Turning Chinese
by Doug Brodie
In the 70’s and 80’s Japanese commercial businesses and large scale engineering were globally dominant alongside the US. As incompetence drove the UK car industry into dust, so Toyota and Datsun stole their lunch. From 1986 to 1991 Japan developed an asset price bubble in which both real estate and stock prices went through the roof, fed by monetary easing – in layman’s terms that simply meant the government made money easily and cheaply available. The government started hiking rates in May 1989, the Nikkei peaked in December that year, crashed, and did not recover to the prior value for 34 years.
To understand the p/e ratio, what it says is the number of years profit that you pay for one share; that means, for example, that at current rates of profit Tesla would have to pay 100% of the profit generated to shareholders for the next 300 years to pay back the cost of the shares. The MSCI China Index is 15.8.
How about price to revenue? That is the share price as a multiple of the total revenue of a company: Tesla would have to pay you 100% of its revenue for the next 16.5 years. Another way to look at is investors are paying £16.50 for every £1 of revenue Tesla generates. Investors are paying £28.19 for every £1 of revenue that Nvidia makes.
Meanwhile in China, the country that processes 90% of global rare earths, the main index at a p/e of 15.8 is 33% cheaper than the US, so where do we see the future growth?
“China is the global leader in solar energy having surpassed 1,000 GW of installed photovoltaic capacity and installing more solar capacity than the rest of the world combined in the first half of 2025. This massive expansion is driven by policy and strategic investment, significantly contributing to the country's clean energy goals and leading to lower global costs for solar power due to China's dominance in manufacturing. “
This is in Tibet at an elevation of 10,000 feet – the thin air allows the panels to soak up sunlight very efficiently. The coverage of this solar farm is seven times the area of Manhattan.
The Tibet power farm operates wind turbines that capture night breezes, and together with the solar they feed high voltage power lines that feed homes and businesses 1,000 miles away. China still burns as much coal today as the rest of the world put together, however Xi Jinping pledged to the UN for the first time, that China will cut its greenhouse gas emissions across its economy, and will increase its renewable energy sixfold in the coming years.
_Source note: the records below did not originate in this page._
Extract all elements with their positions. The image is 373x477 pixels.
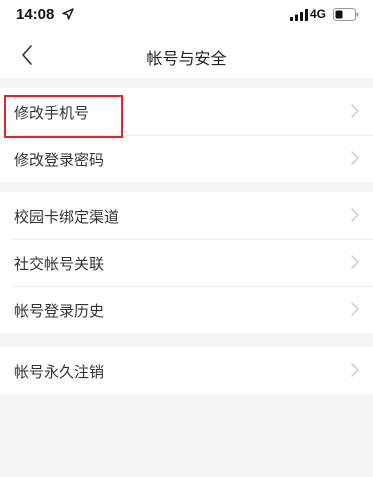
chevron-right-icon (351, 208, 359, 222)
menu-item-campus-card-binding[interactable]: 校园卡绑定渠道 (0, 192, 373, 239)
menu-item-label: 修改登录密码 (14, 151, 105, 169)
menu-item-change-password[interactable]: 修改登录密码 (0, 135, 373, 182)
chevron-right-icon (351, 302, 359, 316)
signal-bars-icon (290, 9, 308, 21)
menu-item-label: 帐号永久注销 (14, 363, 105, 381)
chevron-right-icon (351, 255, 359, 269)
menu-item-change-phone[interactable]: 修改手机号 (0, 88, 373, 135)
menu-item-social-accounts[interactable]: 社交帐号关联 (0, 239, 373, 286)
location-arrow-icon (62, 8, 74, 20)
settings-group-3: 帐号永久注销 (0, 347, 373, 394)
chevron-right-icon (351, 104, 359, 118)
settings-group-1: 修改手机号 修改登录密码 (0, 88, 373, 182)
menu-item-label: 社交帐号关联 (14, 255, 105, 273)
menu-item-delete-account[interactable]: 帐号永久注销 (0, 347, 373, 394)
chevron-right-icon (351, 151, 359, 165)
network-type: 4G (310, 7, 327, 21)
settings-group-2: 校园卡绑定渠道 社交帐号关联 帐号登录历史 (0, 192, 373, 333)
status-bar: 14:08 4G (0, 0, 373, 32)
battery-icon (333, 8, 359, 21)
menu-item-login-history[interactable]: 帐号登录历史 (0, 286, 373, 333)
chevron-right-icon (351, 363, 359, 377)
menu-item-label: 校园卡绑定渠道 (14, 208, 120, 226)
navigation-bar: 帐号与安全 (0, 32, 373, 78)
menu-item-label: 修改手机号 (14, 104, 90, 122)
page-title: 帐号与安全 (146, 49, 227, 68)
status-time: 14:08 (16, 6, 55, 23)
menu-item-label: 帐号登录历史 (14, 302, 105, 320)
Meanwhile Donald Trump told the UN that climate change ‘is a scam’.
The Tibetan installation is the Talatan Solar Park, and it looks like this from the sky: that’s Manhattan on the left.
It currently generates c17,000 megawatts, enough to power 5 million households. As a reference, when Sizewell is completed it will have an output of 3,300 megawatts.
So, talking about nuclear, since 2013 the US has built two new reactors, Vogtle 3 and 4. In the same time period China built 13 and has a further 33 underway – all picked out by the NYT:
The NYT further reports that in five years’ time China’s nuclear output will have overtaken that of the US.
America also wants to expand its nuclear output, however it needs to catch up with the Chinese on both speed and cost: the differences are indeed stark.–
The trick to doing this, apparently, is that the Chinese have very few reactor types, so they just build them over and over again (and why not??), thus allowing developers to perfect the construction process, to scale efficiently and streamline the building costs.
In 2023 China built 30.16 million motor vehicles whilst the US produced 10.61 million. China processes 90% of the world’s rare earths needed for - amongst other things - lithium batteries and electric car parts. For those of us who grew up with rubbish ‘Made in Hong Kong’ toys, it’s an eye-brow raiser to note that the world’s fastest production car is the Yangwang U9, clocked at 308 mph, and it looks like this:
China’s GDP is around $19 trillion with the US at $30 trillion so Rome is not dead yet; in 1960 China was just 11% of the US’ economy, and now it’s 64%.
China’s debt to GDP ratio is estimated at 96.3% versus the US at 122.5%, being a total of $38 trillion in the US and $19 trillion in China. The US is due to add a further $2.9 trillion debt this year, and China another $2.2 trillion. These are scary numbers, especially when one realises that if the debt from all China’s state owned enterprises is added their figure could be as high as 450%.
Rome might not have yet fallen, however the competition is very, very close.